My biology final is today. If I study mitosis, meiosis, transcription, translation, DNA technology and baby giant pandas any more, I just might lose the very loose grip I have on my sanity. So, I've decided to take a page from
foreverquatre and do a "When I Was A Child" entry. Hopefully, it will take my mind off the fact that I suck at biology.
So, without further ado...
WHEN I WAS A CHILD...
~I didn't wear clothes until I was five unless my parents physically forced me into them. Even on a Christmas Eve candlelight church tour in Massachuettes, I only wore a snowsuit because my mother told me Santa wouldn't come if I didn't.
~I made a brother out of boxes. When my mother was pregnant for my sister, the way she was carrying her and her heartbeat was typically assosciated with a boy. So, I imagine by surprise when my parents come home not with Drew Thomas, but Brittany Elizabeth! To cope, I made a brother out of various boxes. It went well and we got along famously until I took him swimming in my kiddie pool.

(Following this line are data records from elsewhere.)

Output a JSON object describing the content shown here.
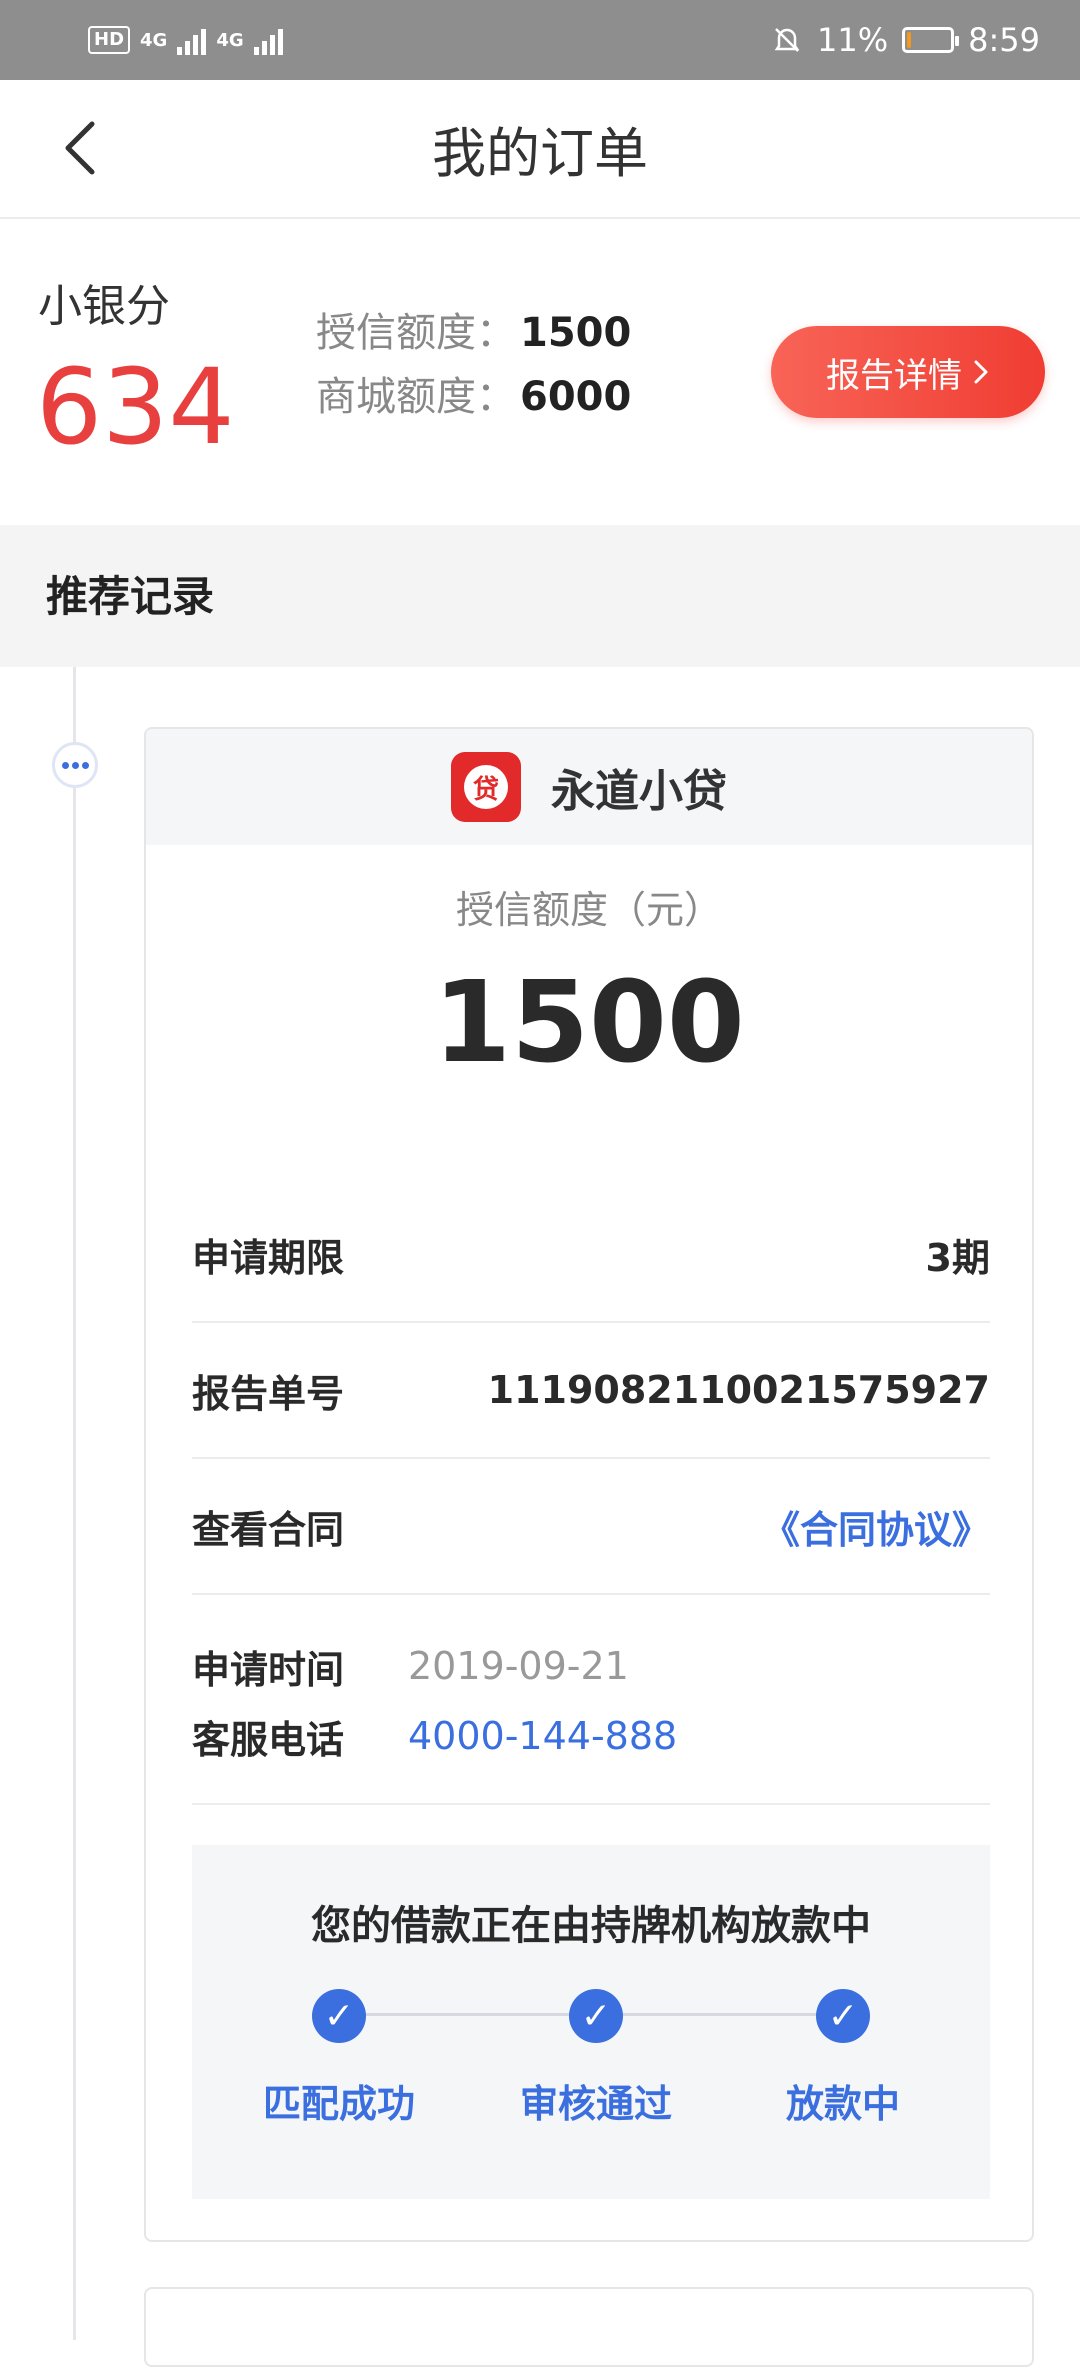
{
  "status_bar": {
    "hd": "HD",
    "network1": "4G",
    "network2": "4G",
    "battery_percent": "11%",
    "battery_level": 0.11,
    "time": "8:59"
  },
  "nav": {
    "title": "我的订单"
  },
  "score": {
    "label": "小银分",
    "value": "634",
    "credit_limit_label": "授信额度：",
    "credit_limit_value": "1500",
    "mall_limit_label": "商城额度：",
    "mall_limit_value": "6000",
    "report_button": "报告详情"
  },
  "section": {
    "title": "推荐记录"
  },
  "order": {
    "lender_logo_text": "贷",
    "lender_name": "永道小贷",
    "amount_label": "授信额度（元）",
    "amount_value": "1500",
    "rows": [
      {
        "key": "申请期限",
        "value": "3期"
      },
      {
        "key": "报告单号",
        "value": "1119082110021575927"
      },
      {
        "key": "查看合同",
        "value": "《合同协议》"
      }
    ],
    "apply_time_label": "申请时间",
    "apply_time_value": "2019-09-21",
    "service_phone_label": "客服电话",
    "service_phone_value": "4000-144-888",
    "status_title": "您的借款正在由持牌机构放款中",
    "steps": [
      {
        "label": "匹配成功"
      },
      {
        "label": "审核通过"
      },
      {
        "label": "放款中"
      }
    ]
  },
  "colors": {
    "accent_red": "#e8403f",
    "accent_blue": "#3b6fe0"
  }
}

~I would sit for hours with my father's 197Os larger than life headphones on and listen to Dvorak's New World Symphony.
~I had a stuffed duck-billed platypus named Gooner.
~My sister and I invented a game called shovelball. We didn't have baseball bat and wanted to play baseball, so we created a similar game using a snow shovel instead of a bat.
~I could sing and quote word-for-word the Mary Martin verison of "Peter Pan". I still can.
~I could resist the Pledge of Allience at 26 months old.
~I potty-trained myself.
~I thought Michael Jackson was a girl when I saw the "Bad" video for the first time.
~My favorite episode of "Seasame Street" was the one were Snuffie takes a bath and sings about it. My mom video-taped it for me and I would watch it practically on a 24-hour loop. Then, one day "Raiders of the Lost Ark" was on TV and my dad decided to tape it. OVER SNUFFIE TAKING A BATH. I cried for days and I never saw that particular episode again. I might forgive my father on his death bed... ;)
~I sang "Material Girl" on my grandparents picnic table into a spoon. And my parents video-taped it.
~I went to the peditrican's office once (my family had military health care so we never saw the same doctor twice) and got an African-American doctor. I had seen African-Americans before, but never up close. So, when she came in the room, I freaked out. I started crying and told my mother, "Don't let that chocolate person touch me!" My mother mortified and started apologizing, but the doctor just laughed and said, "I've been called a lot of things in my life, but I have never been called chocolate before."
Anyway, I suppose I should go study a bit more. Any and all words of encouragment would be greatly appreciated.